In November 2011, a 28-year-old woman visited the Irving office of Dr. Hector Oscar Molina for an arm lift and breast implants. Molina, ignoring the fact that he had no formal plastic surgery training, that his patient was a dangerously heavy 300-plus pounds, that his office wasn't technically sterile, and that the Chineses-made implants he was using weren't approved by the FDA, performed the procedure.
It did not go well. The surgery lasted an excruciating 17 hours. At one point, the anesthesia wore off and the woman woke up, screaming in pain. She was later taken to Baylor, where doctors removed her implants and monitored her for 25 days.
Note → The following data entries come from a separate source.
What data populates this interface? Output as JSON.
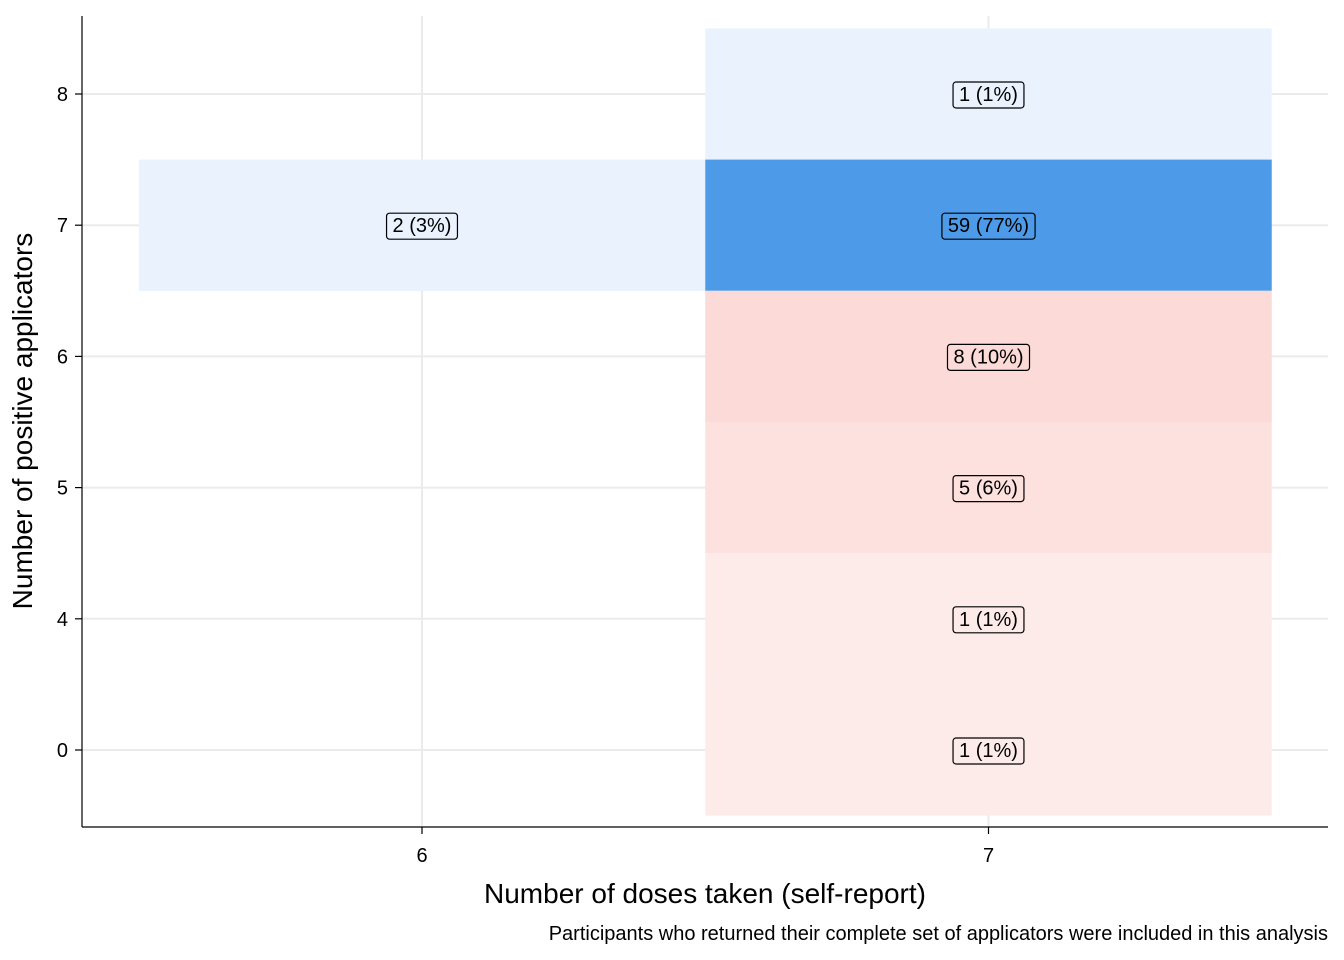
{
  "chart_data": {
    "type": "heatmap",
    "title": "",
    "xlabel": "Number of doses taken (self-report)",
    "ylabel": "Number of positive applicators",
    "caption": "Participants who returned their complete set of applicators were included in this analysis",
    "x_ticks": [
      6,
      7
    ],
    "y_ticks": [
      0,
      4,
      5,
      6,
      7,
      8
    ],
    "grid": true,
    "legend": "none",
    "cells": [
      {
        "x": 6,
        "y": 7,
        "count": 2,
        "label": "2 (3%)",
        "color": "#e9f2fd"
      },
      {
        "x": 7,
        "y": 8,
        "count": 1,
        "label": "1 (1%)",
        "color": "#eaf3fd"
      },
      {
        "x": 7,
        "y": 7,
        "count": 59,
        "label": "59 (77%)",
        "color": "#4d9ae8"
      },
      {
        "x": 7,
        "y": 6,
        "count": 8,
        "label": "8 (10%)",
        "color": "#fbdad7"
      },
      {
        "x": 7,
        "y": 5,
        "count": 5,
        "label": "5 (6%)",
        "color": "#fce1de"
      },
      {
        "x": 7,
        "y": 4,
        "count": 1,
        "label": "1 (1%)",
        "color": "#fdebea"
      },
      {
        "x": 7,
        "y": 0,
        "count": 1,
        "label": "1 (1%)",
        "color": "#fdebea"
      }
    ]
  }
}
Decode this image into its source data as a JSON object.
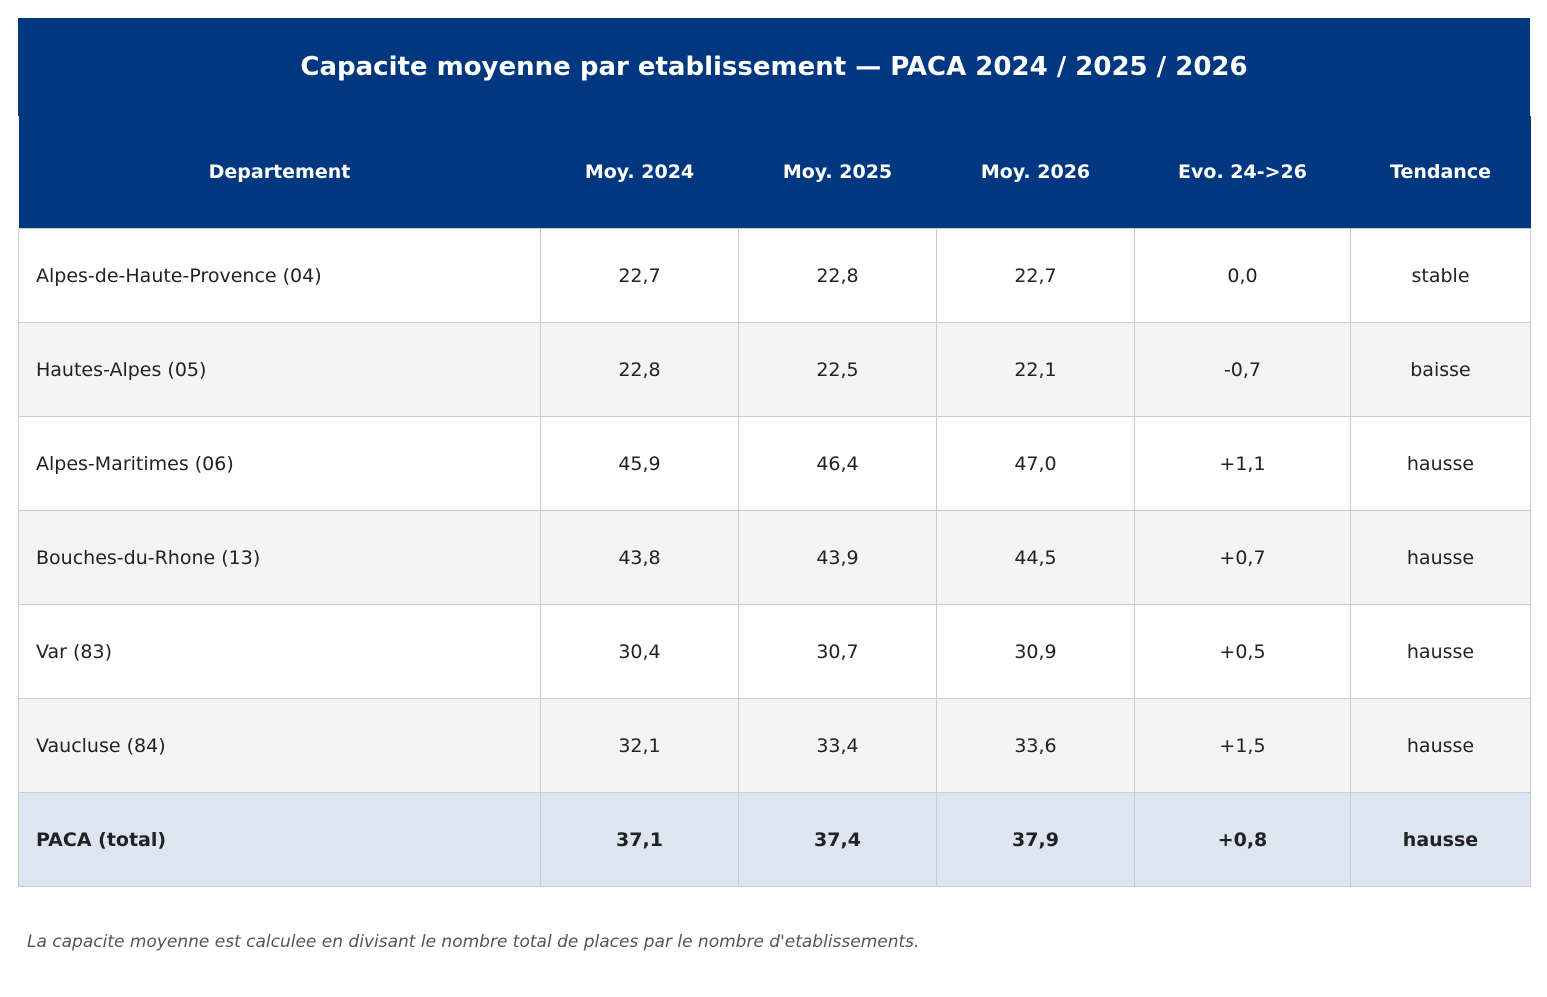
{
  "title": "Capacite moyenne par etablissement — PACA 2024 / 2025 / 2026",
  "table": {
    "columns": [
      "Departement",
      "Moy. 2024",
      "Moy. 2025",
      "Moy. 2026",
      "Evo. 24->26",
      "Tendance"
    ],
    "rows": [
      [
        "Alpes-de-Haute-Provence (04)",
        "22,7",
        "22,8",
        "22,7",
        "0,0",
        "stable"
      ],
      [
        "Hautes-Alpes (05)",
        "22,8",
        "22,5",
        "22,1",
        "-0,7",
        "baisse"
      ],
      [
        "Alpes-Maritimes (06)",
        "45,9",
        "46,4",
        "47,0",
        "+1,1",
        "hausse"
      ],
      [
        "Bouches-du-Rhone (13)",
        "43,8",
        "43,9",
        "44,5",
        "+0,7",
        "hausse"
      ],
      [
        "Var (83)",
        "30,4",
        "30,7",
        "30,9",
        "+0,5",
        "hausse"
      ],
      [
        "Vaucluse (84)",
        "32,1",
        "33,4",
        "33,6",
        "+1,5",
        "hausse"
      ]
    ],
    "total_row": [
      "PACA (total)",
      "37,1",
      "37,4",
      "37,9",
      "+0,8",
      "hausse"
    ]
  },
  "footnote": "La capacite moyenne est calculee en divisant le nombre total de places par le nombre d'etablissements."
}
That wasn't the first time Molina had botched a surgery. Seven months before, a woman couldn't feel her feet after a Brazilian butt lift and had to be rushed to the hospital, according to the lawsuit she later filed. A liposuction procedure he performed turned out somewhat better, probably because he read the manual that came with the equipment and took a brief online course.
It was the November surgery, though, that brought down the wrath of the Texas Medical Board. In August, the board concluded that he had been seriously negligent, violated any number of professional standards and endangered the life of the patient. The punishment came on November 30, 2012, when Molina agreed to stop performing surgery.
That's it, or just about. He also has to pay a $1,000 penalty, pass a medical jurisprudence test (he has just three tries to score 75!), and can no longer write prescriptions. That pales in comparison to the punishment he received in 2004 for offering prescriptions over the Internet. For that, his license was restricted for three years and he had to pay a $25,000 fine.
And Molina had already given up on surgery. When a TMB compliance officer checked on him in July, they found that he had moved to a new office and is now practicing family medicine. That and allegedly supplying steroids to mixed martial arts combatants.